Mittwoch, 9. Dezember 2015

The Wolfpack - anschauen!!

Kurzer dringlicher Zwischenpost, weil ich gerade etwas Unglaubliches gesehen habe (Teil 2 der Lotz'schen oberen Öffnung der Postmoderne ist unterwegs):

The Wolfpack-
Gewinner des diesjährigen Sundance Festivals in der Sparte Dokumentarfilm.

Bei uns noch nicht im Kino, aber auf Netflix ( nur auf dem amerikanischen Netflix- kleiner Tipp: wenn man Abonnent beim deutschen Netflix ist, und über einen Proxy, der einen wie aus U.S. kommend aussehen lässt auf die Seite geht, dann öffnet sich automatisch die amerikanische Netflix Seite.
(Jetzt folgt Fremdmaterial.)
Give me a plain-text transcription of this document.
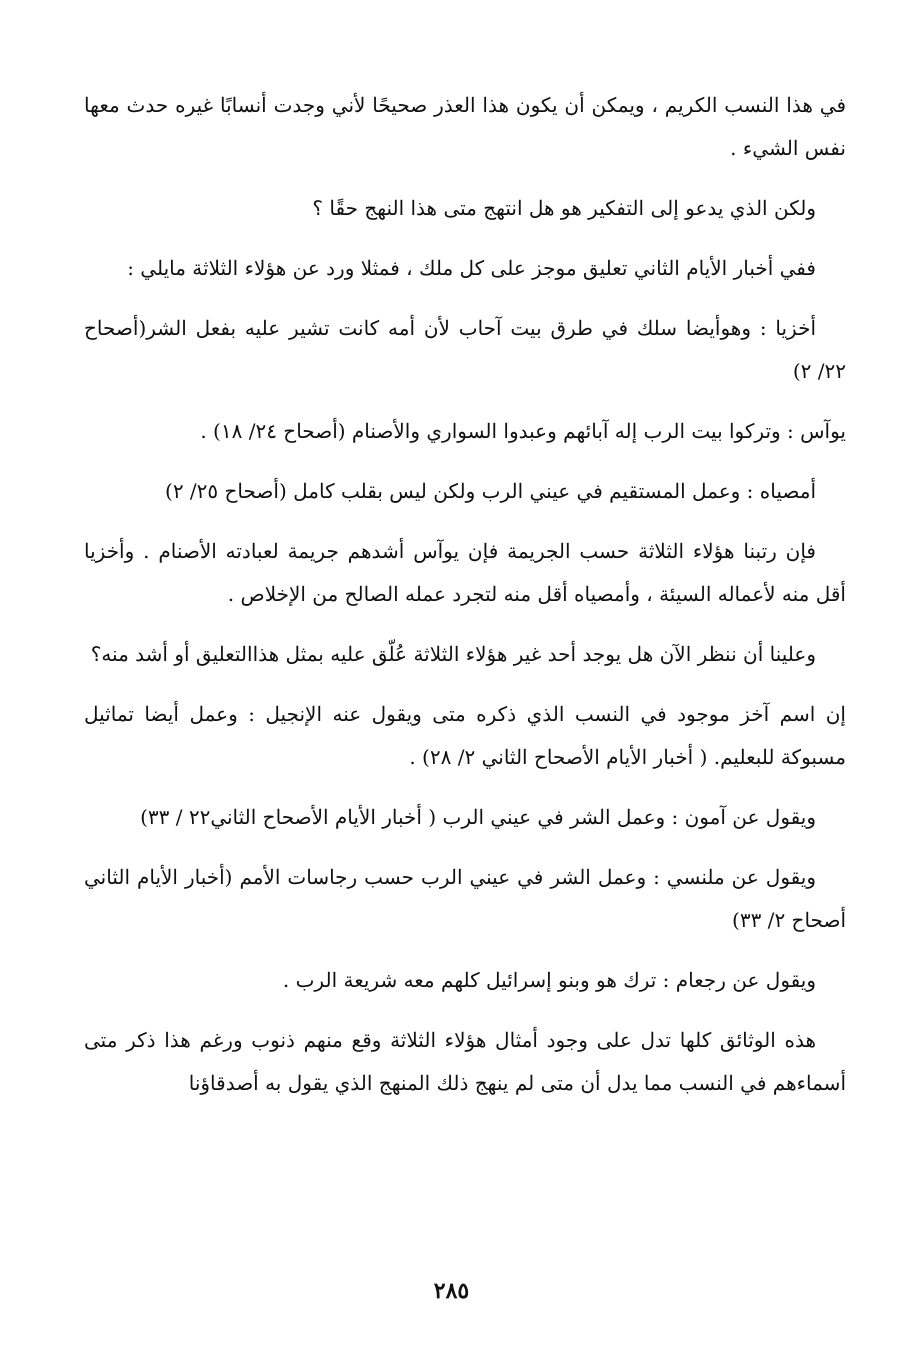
في هذا النسب الكريم ، ويمكن أن يكون هذا العذر صحيحًا لأني وجدت أنسابًا غيره حدث معها نفس الشيء .

ولكن الذي يدعو إلى التفكير هو هل انتهج متى هذا النهج حقًا ؟

ففي أخبار الأيام الثاني تعليق موجز على كل ملك ، فمثلا ورد عن هؤلاء الثلاثة مايلي :

أخزيا : وهوأيضا سلك في طرق بيت آحاب لأن أمه كانت تشير عليه بفعل الشر(أصحاح ٢٢/ ٢)

يوآس : وتركوا بيت الرب إله آبائهم وعبدوا السواري والأصنام (أصحاح ٢٤/ ١٨) .

أمصياه : وعمل المستقيم في عيني الرب ولكن ليس بقلب كامل (أصحاح ٢٥/ ٢)

فإن رتبنا هؤلاء الثلاثة حسب الجريمة فإن يوآس أشدهم جريمة لعبادته الأصنام . وأخزيا أقل منه لأعماله السيئة ، وأمصياه أقل منه لتجرد عمله الصالح من الإخلاص .

وعلينا أن ننظر الآن هل يوجد أحد غير هؤلاء الثلاثة عُلّق عليه بمثل هذاالتعليق أو أشد منه؟

إن اسم آخز موجود في النسب الذي ذكره متى ويقول عنه الإنجيل : وعمل أيضا تماثيل مسبوكة للبعليم. ( أخبار الأيام الأصحاح الثاني ٢/ ٢٨) .

ويقول عن آمون : وعمل الشر في عيني الرب ( أخبار الأيام الأصحاح الثاني٢٢ / ٣٣)

ويقول عن ملنسي : وعمل الشر في عيني الرب حسب رجاسات الأمم (أخبار الأيام الثاني أصحاح ٢/ ٣٣)

ويقول عن رجعام : ترك هو وبنو إسرائيل كلهم معه شريعة الرب .

هذه الوثائق كلها تدل على وجود أمثال هؤلاء الثلاثة وقع منهم ذنوب ورغم هذا ذكر متى أسماءهم في النسب مما يدل أن متى لم ينهج ذلك المنهج الذي يقول به أصدقاؤنا

٢٨٥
Netflix "merkt" sich das nicht, wenn man sich das nächste Mal ohne Proxy einloggt, ist es wieder die deutsche- was man auch braucht, weil es einige gute Dinge, wie zum Beispiel die ausgezeichnete Serie "Fargo" wiederum nur auf der deutschen Netflix Seite gibt)

Die Adjektive "unglaublich" und "verstörend" passen ausnahmsweise wirklich ganz genau.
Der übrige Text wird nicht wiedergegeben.